Like many others, he used his year of on-and-off unemployment to upgrade his resume — mostly by taking continuing legal education classes to supplement the law degree that he hadn’t been using. Eventually, he secured what he describes as his “dream job” as a guardian ad litem in El Paso County.
“I’m one of the lucky ones,” he said. Unemployment benefits “helped me survive the pandemic not just on a physical, material level, but on a mental level; just recovering from burnout.”
He’s now making more money than ever before, he said.
Jeff Kuball, 58, is a former manager for a Caribou coffee shop. His work was disrupted first by the pandemic and then by his wife’s cancer diagnosis. But just as he was facing a decision about whether to return to his job, a recruiter reached out with a remote-work opportunity in educational consulting.
“I am like a pig in poop, I swear to God,” Kuball said, describing his enthusiasm for his new job — and his joy that his wife is now cancer-free. “To be at home and to not have to be on the front lines in front of people at a friggin' coffee shop, are you kidding me?”
Another factor leading to unfilled positions: Workers are now less likely to work multiple jobs, Lewandowski said. That trend began early in the pandemic, and it may be sustained now by workers’ increasing leverage and wages.
Martha Pasquale, 65, was recently able to get full-time hours in her job as a school receptionist, allowing her to quit a second job as an office manager.
“My November check was the first time in five years or four years that my (single) paycheck was more than my rent,” she said.
Struggling to recover
But for many others, the pandemic’s financial fallout still hangs overhead, especially as inflation and a tight housing market raise the cost of living.

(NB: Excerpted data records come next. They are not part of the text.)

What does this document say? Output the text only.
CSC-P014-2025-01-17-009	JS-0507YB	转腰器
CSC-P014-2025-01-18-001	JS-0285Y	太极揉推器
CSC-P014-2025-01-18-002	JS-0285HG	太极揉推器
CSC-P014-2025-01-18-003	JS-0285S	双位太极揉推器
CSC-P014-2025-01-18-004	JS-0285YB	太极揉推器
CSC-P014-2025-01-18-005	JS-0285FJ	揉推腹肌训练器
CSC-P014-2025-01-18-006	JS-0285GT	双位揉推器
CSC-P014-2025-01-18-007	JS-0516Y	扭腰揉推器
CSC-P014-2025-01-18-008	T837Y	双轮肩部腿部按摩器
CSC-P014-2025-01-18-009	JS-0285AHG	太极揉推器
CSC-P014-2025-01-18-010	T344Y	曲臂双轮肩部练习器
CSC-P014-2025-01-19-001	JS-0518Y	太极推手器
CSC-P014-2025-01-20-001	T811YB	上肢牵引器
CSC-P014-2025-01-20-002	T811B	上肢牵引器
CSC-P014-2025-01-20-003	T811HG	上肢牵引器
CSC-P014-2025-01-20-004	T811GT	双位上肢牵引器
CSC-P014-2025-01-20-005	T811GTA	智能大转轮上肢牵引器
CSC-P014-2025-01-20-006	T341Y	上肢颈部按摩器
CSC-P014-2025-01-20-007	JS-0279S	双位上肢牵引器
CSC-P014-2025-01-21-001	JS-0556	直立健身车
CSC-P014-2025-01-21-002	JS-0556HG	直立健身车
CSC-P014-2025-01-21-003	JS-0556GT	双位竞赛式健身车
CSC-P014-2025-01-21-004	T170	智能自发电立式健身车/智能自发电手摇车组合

Amber Talley of Northglenn left behind a corporate consulting job to start her own cleaning business in 2019. She hoped that the flexible schedule would allow her to better care for her two children, who are now teenagers, as a single mother.
The pandemic sent her new business into a nosedive — and Talley was unable to collect unemployment for about six months because of problems with the Pandemic Unemployment Assistance program for self-employed people.
“I pretty much sold everything I had of value. And it doesn’t have a happy ending. It goes from bad to worse,” she said.
Talley was able to get some help with rent from the nonprofit Family Promise of Greater Denver, but she fell behind on bills and her credit score was badly damaged. In recent months, her business has started to recover, but it’s constantly disrupted by COVID-19 outbreaks.
To make matters worse, her landlord refused to renew her lease mid-pandemic, so her rent went up $400 a month, to $2,300, while her other bills are increasing, too.
“Unfortunately, I’m not at a point where I can be financially in the positive — where I’m actually building my savings. I don’t see when or where that could actually happen,” Talley said.
Courtney Jensen, the executive director of Family Promise of Greater Denver, said the pandemic crunch has pushed many people closer to the edge.
“The clients we serve are in crisis every day, and they were before the pandemic,” Jensen said. “The pandemic, I think, just added a whole other level of crisis onto it.”
The group is still seeing sustained demand for rental assistance funds, she said. Perhaps the most common ongoing issue is families struggling to keep working when COVID-19 outbreaks force their kids’ schools and daycares to close, or when family members become sick. Many people can’t afford even a few days of disruption to their work.
“That was the biggest: child care or getting sick themselves,” Jensen said. So while the economy is showing signs of accelerating, the pandemic will be reshaping people’s economic lives for a long time to come.